Microsoft, en collaboration avec Cloudflare et Chainalysis, a mené cette opération sous un mandat judiciaire du tribunal du district sud de New York, réussissant à identifier et à suivre des transactions de cryptomonnaies liées à l’organisation criminelle. Joshua Ogundipe, un Nigérian accusé de diriger ce groupe, aurait obtenu plus de 100 000 dollars en cryptomonnaies en vendant des kits de phishing à une communauté de plus de 850 membres sur Telegram. La société a remarqué qu’Ogundipe a une formation en programmation et serait responsable d’une grande partie du code de cette plateforme criminelle.

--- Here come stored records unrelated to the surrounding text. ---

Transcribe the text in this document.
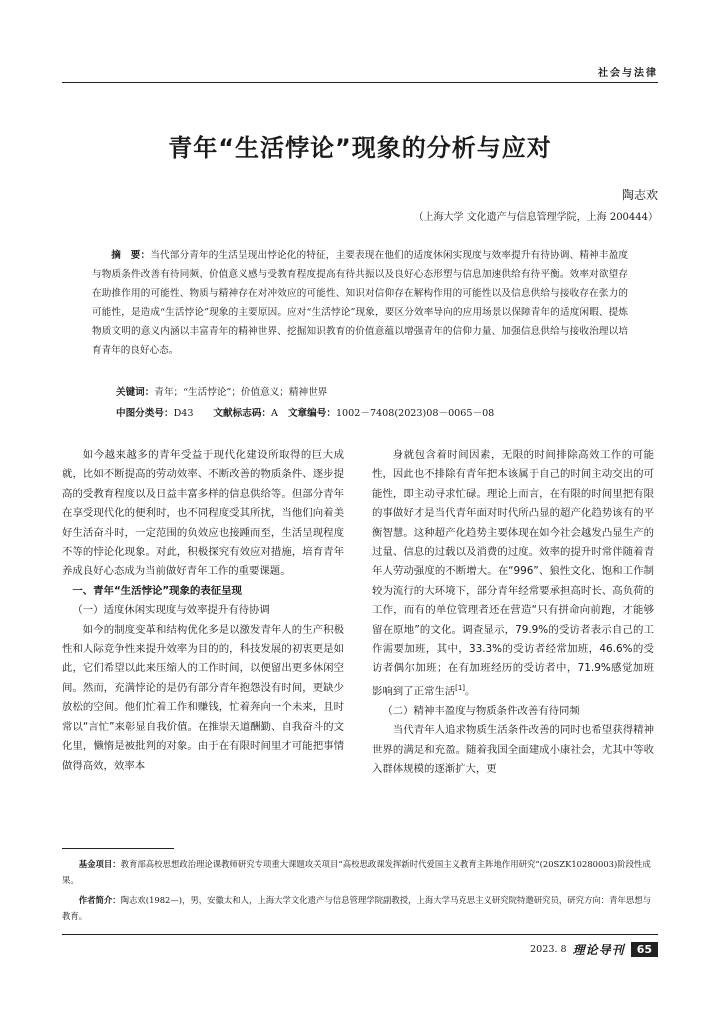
社会与法律
青年“生活悖论”现象的分析与应对
陶志欢
（上海大学 文化遗产与信息管理学院，上海 200444）

摘　要：当代部分青年的生活呈现出悖论化的特征，主要表现在他们的适度休闲实现度与效率提升有待协调、精神丰盈度与物质条件改善有待同频、价值意义感与受教育程度提高有待共振以及良好心态形塑与信息加速供给有待平衡。效率对欲望存在助推作用的可能性、物质与精神存在对冲效应的可能性、知识对信仰存在解构作用的可能性以及信息供给与接收存在张力的可能性，是造成“生活悖论”现象的主要原因。应对“生活悖论”现象，要区分效率导向的应用场景以保障青年的适度闲暇、提炼物质文明的意义内涵以丰富青年的精神世界、挖掘知识教育的价值意蕴以增强青年的信仰力量、加强信息供给与接收治理以培育青年的良好心态。

关键词：青年；“生活悖论”；价值意义；精神世界
中图分类号：D43 文献标志码：A 文章编号：1002－7408(2023)08－0065－08

如今越来越多的青年受益于现代化建设所取得的巨大成就，比如不断提高的劳动效率、不断改善的物质条件、逐步提高的受教育程度以及日益丰富多样的信息供给等。但部分青年在享受现代化的便利时，也不同程度受其所扰，当他们向着美好生活奋斗时，一定范围的负效应也接踵而至，生活呈现程度不等的悖论化现象。对此，积极探究有效应对措施，培育青年养成良好心态成为当前做好青年工作的重要课题。

一、青年“生活悖论”现象的表征呈现
（一）适度休闲实现度与效率提升有待协调

如今的制度变革和结构优化多是以激发青年人的生产积极性和人际竞争性来提升效率为目的的，科技发展的初衷更是如此，它们希望以此来压缩人的工作时间，以便留出更多休闲空间。然而，充满悖论的是仍有部分青年抱怨没有时间，更缺少放松的空间。他们忙着工作和赚钱，忙着奔向一个未来，且时常以“言忙”来彰显自我价值。在推崇天道酬勤、自我奋斗的文化里，懒惰是被批判的对象。由于在有限时间里才可能把事情做得高效，效率本

身就包含着时间因素，无限的时间排除高效工作的可能性，因此也不排除有青年把本该属于自己的时间主动交出的可能性，即主动寻求忙碌。理论上而言，在有限的时间里把有限的事做好才是当代青年面对时代所凸显的超产化趋势该有的平衡智慧。这种超产化趋势主要体现在如今社会越发凸显生产的过量、信息的过载以及消费的过度。效率的提升时常伴随着青年人劳动强度的不断增大。在“996”、狼性文化、饱和工作制较为流行的大环境下，部分青年经常要承担高时长、高负荷的工作，而有的单位管理者还在营造“只有拼命向前跑，才能够留在原地”的文化。调查显示，79.9%的受访者表示自己的工作需要加班，其中，33.3%的受访者经常加班，46.6%的受访者偶尔加班；在有加班经历的受访者中，71.9%感觉加班影响到了正常生活[1]。

（二）精神丰盈度与物质条件改善有待同频

当代青年人追求物质生活条件改善的同时也希望获得精神世界的满足和充盈。随着我国全面建成小康社会，尤其中等收入群体规模的逐渐扩大，更

基金项目：教育部高校思想政治理论课教师研究专项重大课题攻关项目“高校思政课发挥新时代爱国主义教育主阵地作用研究”(20SZK10280003)阶段性成果。

作者简介：陶志欢(1982—)，男，安徽太和人，上海大学文化遗产与信息管理学院副教授，上海大学马克思主义研究院特邀研究员，研究方向：青年思想与教育。

2023. 8 理论导刊	65
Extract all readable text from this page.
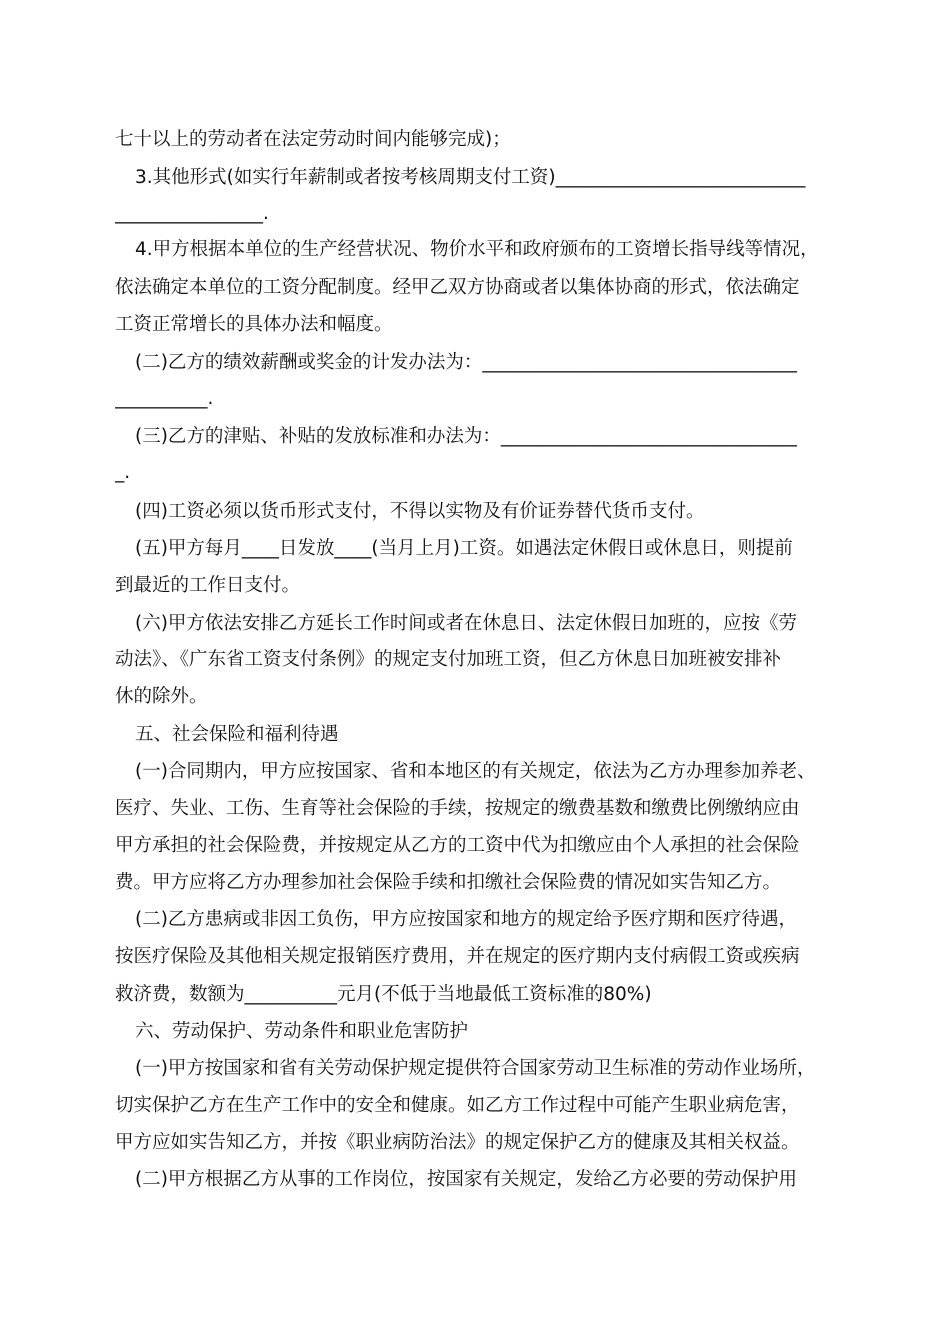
七十以上的劳动者在法定劳动时间内能够完成)；
3.其他形式(如实行年薪制或者按考核周期支付工资)___________________________
________________.
4.甲方根据本单位的生产经营状况、物价水平和政府颁布的工资增长指导线等情况，
依法确定本单位的工资分配制度。经甲乙双方协商或者以集体协商的形式，依法确定
工资正常增长的具体办法和幅度。
(二)乙方的绩效薪酬或奖金的计发办法为：__________________________________
__________.
(三)乙方的津贴、补贴的发放标准和办法为：________________________________
_.
(四)工资必须以货币形式支付，不得以实物及有价证券替代货币支付。
(五)甲方每月____日发放____(当月上月)工资。如遇法定休假日或休息日，则提前
到最近的工作日支付。
(六)甲方依法安排乙方延长工作时间或者在休息日、法定休假日加班的，应按《劳
动法》、《广东省工资支付条例》的规定支付加班工资，但乙方休息日加班被安排补
休的除外。
五、社会保险和福利待遇
(一)合同期内，甲方应按国家、省和本地区的有关规定，依法为乙方办理参加养老、
医疗、失业、工伤、生育等社会保险的手续，按规定的缴费基数和缴费比例缴纳应由
甲方承担的社会保险费，并按规定从乙方的工资中代为扣缴应由个人承担的社会保险
费。甲方应将乙方办理参加社会保险手续和扣缴社会保险费的情况如实告知乙方。
(二)乙方患病或非因工负伤，甲方应按国家和地方的规定给予医疗期和医疗待遇，
按医疗保险及其他相关规定报销医疗费用，并在规定的医疗期内支付病假工资或疾病
救济费，数额为__________元月(不低于当地最低工资标准的80%)
六、劳动保护、劳动条件和职业危害防护
(一)甲方按国家和省有关劳动保护规定提供符合国家劳动卫生标准的劳动作业场所，
切实保护乙方在生产工作中的安全和健康。如乙方工作过程中可能产生职业病危害，
甲方应如实告知乙方，并按《职业病防治法》的规定保护乙方的健康及其相关权益。
(二)甲方根据乙方从事的工作岗位，按国家有关规定，发给乙方必要的劳动保护用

Cependant, Microsoft a également souligné les lacunes de la réglementation internationale, mettant en avant le manque de coopération gouvernementale dans la lutte contre la cybercriminalité comme un obstacle significatif. Malgré le succès de cette intervention, les experts prévoient que les cybercriminels tenteront de reconstruire leurs opérations, ce qui exige un effort constant de la part des autorités pour combler les lacunes existantes dans la législation actuelle.